Apart from the Chairman and the Deputy Chairman, Leader of the House is another functionary who plays important role in the efficient and smooth conduct of the business in the House. The Leader of the House in Rajya Sabha is normally the Prime Minister, if he is its member or any Minister who is a member of the House and is nominated by him to so function. His primary responsibility is to maintain coordination amongst all sections of the House for a harmonious and meaningful debate in the House. For this purpose, he remains in close contact not only with the Government but also with the Opposition, individual ministers and the Presiding Officer. He occupies the first seat in the Chamber in first row at right the side of the Chair so that he is easily available to the Presiding Officer for consultation.
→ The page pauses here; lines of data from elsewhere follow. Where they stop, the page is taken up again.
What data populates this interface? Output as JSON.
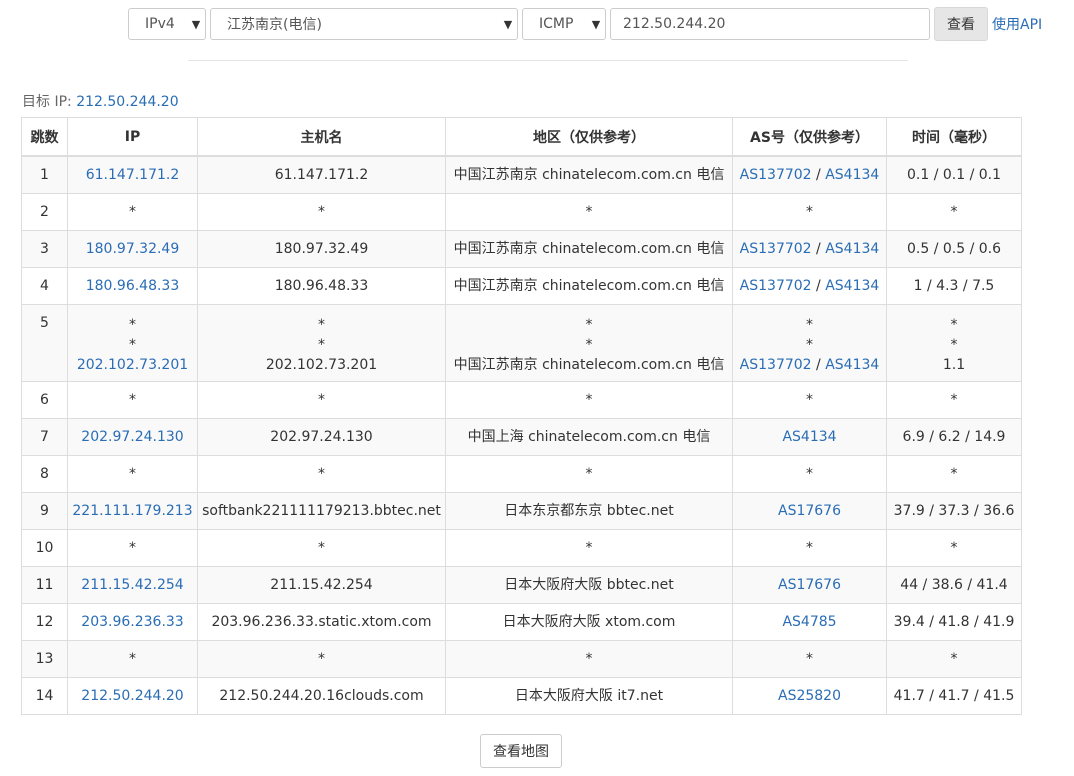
{
  "toolbar": {
    "protocol_version": "IPv4",
    "node": "江苏南京(电信)",
    "method": "ICMP",
    "target_value": "212.50.244.20",
    "query_label": "查看",
    "api_label": "使用API"
  },
  "target": {
    "label": "目标 IP:",
    "ip": "212.50.244.20"
  },
  "table": {
    "headers": [
      "跳数",
      "IP",
      "主机名",
      "地区（仅供参考）",
      "AS号（仅供参考）",
      "时间（毫秒）"
    ],
    "rows": [
      {
        "hop": "1",
        "ip": "61.147.171.2",
        "host": "61.147.171.2",
        "region": "中国江苏南京 chinatelecom.com.cn 电信",
        "as1": "AS137702",
        "as2": "AS4134",
        "time": "0.1 / 0.1 / 0.1"
      },
      {
        "hop": "2",
        "ip": "*",
        "host": "*",
        "region": "*",
        "as1": "*",
        "as2": "",
        "time": "*"
      },
      {
        "hop": "3",
        "ip": "180.97.32.49",
        "host": "180.97.32.49",
        "region": "中国江苏南京 chinatelecom.com.cn 电信",
        "as1": "AS137702",
        "as2": "AS4134",
        "time": "0.5 / 0.5 / 0.6"
      },
      {
        "hop": "4",
        "ip": "180.96.48.33",
        "host": "180.96.48.33",
        "region": "中国江苏南京 chinatelecom.com.cn 电信",
        "as1": "AS137702",
        "as2": "AS4134",
        "time": "1 / 4.3 / 7.5"
      },
      {
        "hop": "5",
        "ip": "202.102.73.201",
        "host": "202.102.73.201",
        "region": "中国江苏南京 chinatelecom.com.cn 电信",
        "as1": "AS137702",
        "as2": "AS4134",
        "time": "1.1",
        "star": "*"
      },
      {
        "hop": "6",
        "ip": "*",
        "host": "*",
        "region": "*",
        "as1": "*",
        "as2": "",
        "time": "*"
      },
      {
        "hop": "7",
        "ip": "202.97.24.130",
        "host": "202.97.24.130",
        "region": "中国上海 chinatelecom.com.cn 电信",
        "as1": "AS4134",
        "as2": "",
        "time": "6.9 / 6.2 / 14.9"
      },
      {
        "hop": "8",
        "ip": "*",
        "host": "*",
        "region": "*",
        "as1": "*",
        "as2": "",
        "time": "*"
      },
      {
        "hop": "9",
        "ip": "221.111.179.213",
        "host": "softbank221111179213.bbtec.net",
        "region": "日本东京都东京 bbtec.net",
        "as1": "AS17676",
        "as2": "",
        "time": "37.9 / 37.3 / 36.6"
      },
      {
        "hop": "10",
        "ip": "*",
        "host": "*",
        "region": "*",
        "as1": "*",
        "as2": "",
        "time": "*"
      },
      {
        "hop": "11",
        "ip": "211.15.42.254",
        "host": "211.15.42.254",
        "region": "日本大阪府大阪 bbtec.net",
        "as1": "AS17676",
        "as2": "",
        "time": "44 / 38.6 / 41.4"
      },
      {
        "hop": "12",
        "ip": "203.96.236.33",
        "host": "203.96.236.33.static.xtom.com",
        "region": "日本大阪府大阪 xtom.com",
        "as1": "AS4785",
        "as2": "",
        "time": "39.4 / 41.8 / 41.9"
      },
      {
        "hop": "13",
        "ip": "*",
        "host": "*",
        "region": "*",
        "as1": "*",
        "as2": "",
        "time": "*"
      },
      {
        "hop": "14",
        "ip": "212.50.244.20",
        "host": "212.50.244.20.16clouds.com",
        "region": "日本大阪府大阪 it7.net",
        "as1": "AS25820",
        "as2": "",
        "time": "41.7 / 41.7 / 41.5"
      }
    ]
  },
  "map_button_label": "查看地图",
  "colors": {
    "link": "#2a6db5",
    "stripe": "#f9f9f9",
    "border": "#dddddd",
    "button_gray": "#e6e6e6"
  }
}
Under the rules, the Leader of the House is consulted by the Chairman in regard to the arrangement of Government business in the House, allotment of days or allocation of time for discussion on the President’s Address, Private Members’ business on any day other than Friday, discussion on No Day-Yet-Named Motions, Short Duration Discussions and consideration and return of a Money Bill. He is also consulted by the Chairman in the matter of adjournment or otherwise of the House for the day in case of death of an outstanding personality, national leader or international dignitary. In the era of coalition governments, his task has become more challenging. He ensures that all possible and reasonable facilities are made available to the House for a meaningful discussion on any matter that is brought before it. He works as the spokesperson of the House in expressing sense of the House and represents it on ceremonial or formal occasions.

Leader of the Opposition (LOP)

The office of the Leader of the Opposition in a legislature is of great public importance. Its importance emanates from the central role accorded to the Opposition in a parliamentary democracy. The role of the Leader of the Opposition, in fact, is more difficult as he has to criticize, find fault and present alternative proposals/policies with no power to implement them. He has, thus, to perform a special responsibility to Parliament and to the nation.
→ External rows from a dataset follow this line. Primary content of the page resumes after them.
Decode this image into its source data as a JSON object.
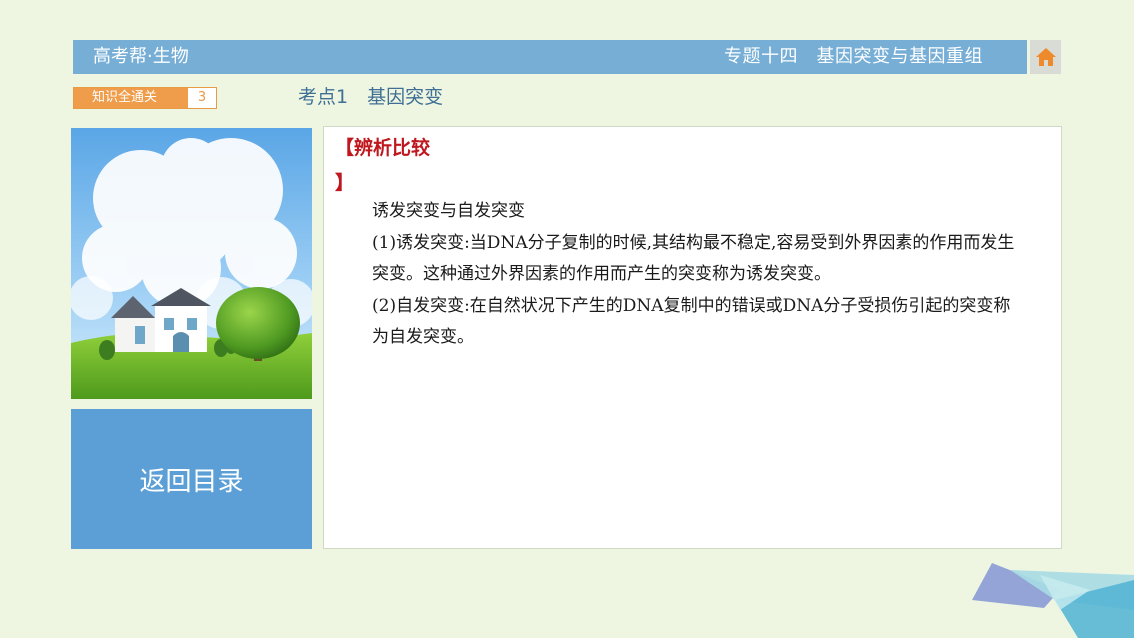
{
  "header": {
    "course": "高考帮·生物",
    "topic": "专题十四　基因突变与基因重组"
  },
  "icons": {
    "home": "home-icon"
  },
  "tag": {
    "label": "知识全通关",
    "number": "3"
  },
  "section_title": "考点1　基因突变",
  "sidebar": {
    "return_label": "返回目录"
  },
  "content": {
    "heading": "【辨析比较",
    "heading_close": "】",
    "lines": [
      "诱发突变与自发突变",
      "(1)诱发突变:当DNA分子复制的时候,其结构最不稳定,容易受到外界因素的作用而发生",
      "突变。这种通过外界因素的作用而产生的突变称为诱发突变。",
      "(2)自发突变:在自然状况下产生的DNA复制中的错误或DNA分子受损伤引起的突变称",
      "为自发突变。"
    ]
  },
  "colors": {
    "header": "#76aed6",
    "accent_orange": "#ef9d4a",
    "return_button": "#5b9fd6",
    "heading_red": "#c0171f",
    "background": "#eef6e2"
  }
}
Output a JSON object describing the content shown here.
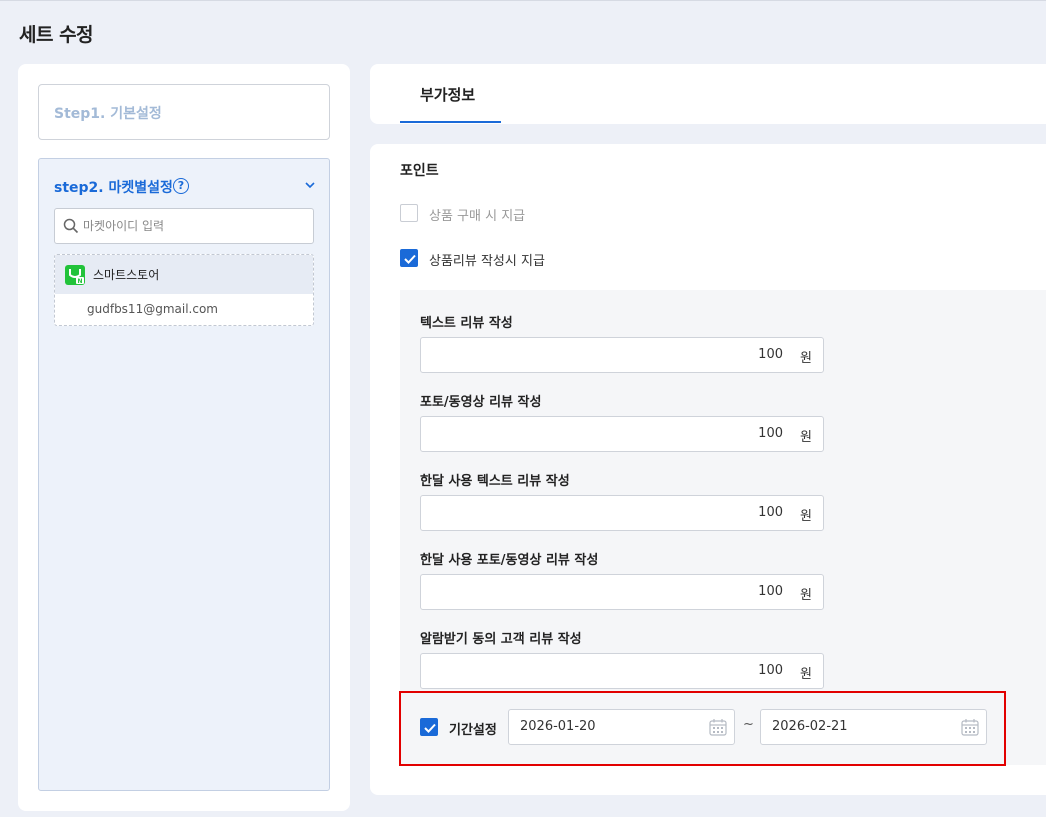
{
  "page": {
    "title": "세트 수정"
  },
  "sidebar": {
    "step1_label": "Step1. 기본설정",
    "step2_label": "step2. 마켓별설정",
    "help_glyph": "?",
    "search_placeholder": "마켓아이디 입력",
    "markets": [
      {
        "name": "스마트스토어",
        "account": "gudfbs11@gmail.com",
        "icon": "naver-smartstore-icon"
      }
    ]
  },
  "tabs": [
    {
      "label": "부가정보",
      "active": true
    }
  ],
  "points": {
    "section_title": "포인트",
    "options": [
      {
        "label": "상품 구매 시 지급",
        "checked": false
      },
      {
        "label": "상품리뷰 작성시 지급",
        "checked": true
      }
    ],
    "fields": [
      {
        "label": "텍스트 리뷰 작성",
        "value": "100",
        "unit": "원"
      },
      {
        "label": "포토/동영상 리뷰 작성",
        "value": "100",
        "unit": "원"
      },
      {
        "label": "한달 사용 텍스트 리뷰 작성",
        "value": "100",
        "unit": "원"
      },
      {
        "label": "한달 사용 포토/동영상 리뷰 작성",
        "value": "100",
        "unit": "원"
      },
      {
        "label": "알람받기 동의 고객 리뷰 작성",
        "value": "100",
        "unit": "원"
      }
    ],
    "period": {
      "label": "기간설정",
      "checked": true,
      "start": "2026-01-20",
      "end": "2026-02-21",
      "separator": "~"
    }
  },
  "colors": {
    "accent": "#1a6ad8",
    "highlight": "#e20000",
    "background": "#edf0f7"
  }
}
In Rajya Sabha until 1969, there was no Leader of the Opposition in real sense of the term. Till then, the practice was to call the Leader of the party in Opposition having the largest number of the members as the Leader of the Opposition, without according him any formal recognition, status or privilege. The office of Leader of the Opposition was given official recognition through the Salary and Allowances of Leaders of the Opposition in Parliament Act, 1977. This Act defines the Leader of the Opposition in Rajya Sabha, as a member of the Council of States who is, for the time being, the Leader in that House of the party in opposition to the Government constituting the greatest numerical strength and recognized as such by the Chairman of the Council of States. Thus, the Leader of the Opposition should satisfy three conditions, namely, (i) he should be a member of the House (ii) the Leader in Rajya Sabha of the party in opposition to the Government having the greatest numerical strength and (iii) be recognized as such by the Chairman, Rajya Sabha.
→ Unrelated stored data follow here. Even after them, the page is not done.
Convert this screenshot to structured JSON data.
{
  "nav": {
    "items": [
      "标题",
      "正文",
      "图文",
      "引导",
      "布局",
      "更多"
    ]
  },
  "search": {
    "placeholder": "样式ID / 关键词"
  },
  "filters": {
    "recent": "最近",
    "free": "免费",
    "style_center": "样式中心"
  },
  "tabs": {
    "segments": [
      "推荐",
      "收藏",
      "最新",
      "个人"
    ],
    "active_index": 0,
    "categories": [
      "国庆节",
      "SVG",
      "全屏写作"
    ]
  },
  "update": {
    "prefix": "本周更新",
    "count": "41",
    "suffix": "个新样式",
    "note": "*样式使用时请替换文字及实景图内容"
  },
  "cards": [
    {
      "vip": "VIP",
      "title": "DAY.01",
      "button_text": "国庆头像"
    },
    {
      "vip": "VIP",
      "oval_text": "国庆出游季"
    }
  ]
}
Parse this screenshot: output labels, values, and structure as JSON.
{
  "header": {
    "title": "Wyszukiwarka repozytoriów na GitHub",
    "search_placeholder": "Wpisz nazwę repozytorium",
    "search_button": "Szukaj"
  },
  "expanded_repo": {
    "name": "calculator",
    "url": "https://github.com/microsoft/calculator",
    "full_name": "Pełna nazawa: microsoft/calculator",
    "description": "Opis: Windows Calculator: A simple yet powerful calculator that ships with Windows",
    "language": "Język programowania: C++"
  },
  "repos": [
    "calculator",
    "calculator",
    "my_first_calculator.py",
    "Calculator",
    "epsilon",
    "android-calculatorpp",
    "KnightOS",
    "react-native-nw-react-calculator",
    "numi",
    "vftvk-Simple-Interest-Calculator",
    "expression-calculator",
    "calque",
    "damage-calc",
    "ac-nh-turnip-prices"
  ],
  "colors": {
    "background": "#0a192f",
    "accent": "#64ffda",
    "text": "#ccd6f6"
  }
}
Rajya Sabha has played a constructive and effective role in our polity. Its performance in the legislative field and in influencing the Government policies has been quite significant.

Rajya Sabha has, in fact, worked in a spirit of cooperation with Lok Sabha as per the Constitutional mandate. Rajya Sabha has prevented hasty legislation and has served as dignified chamber representing the federal principle. As a federal chamber, it has worked for the unity and integrity of the nation and has reinforced the faith of the people in parliamentary democracy.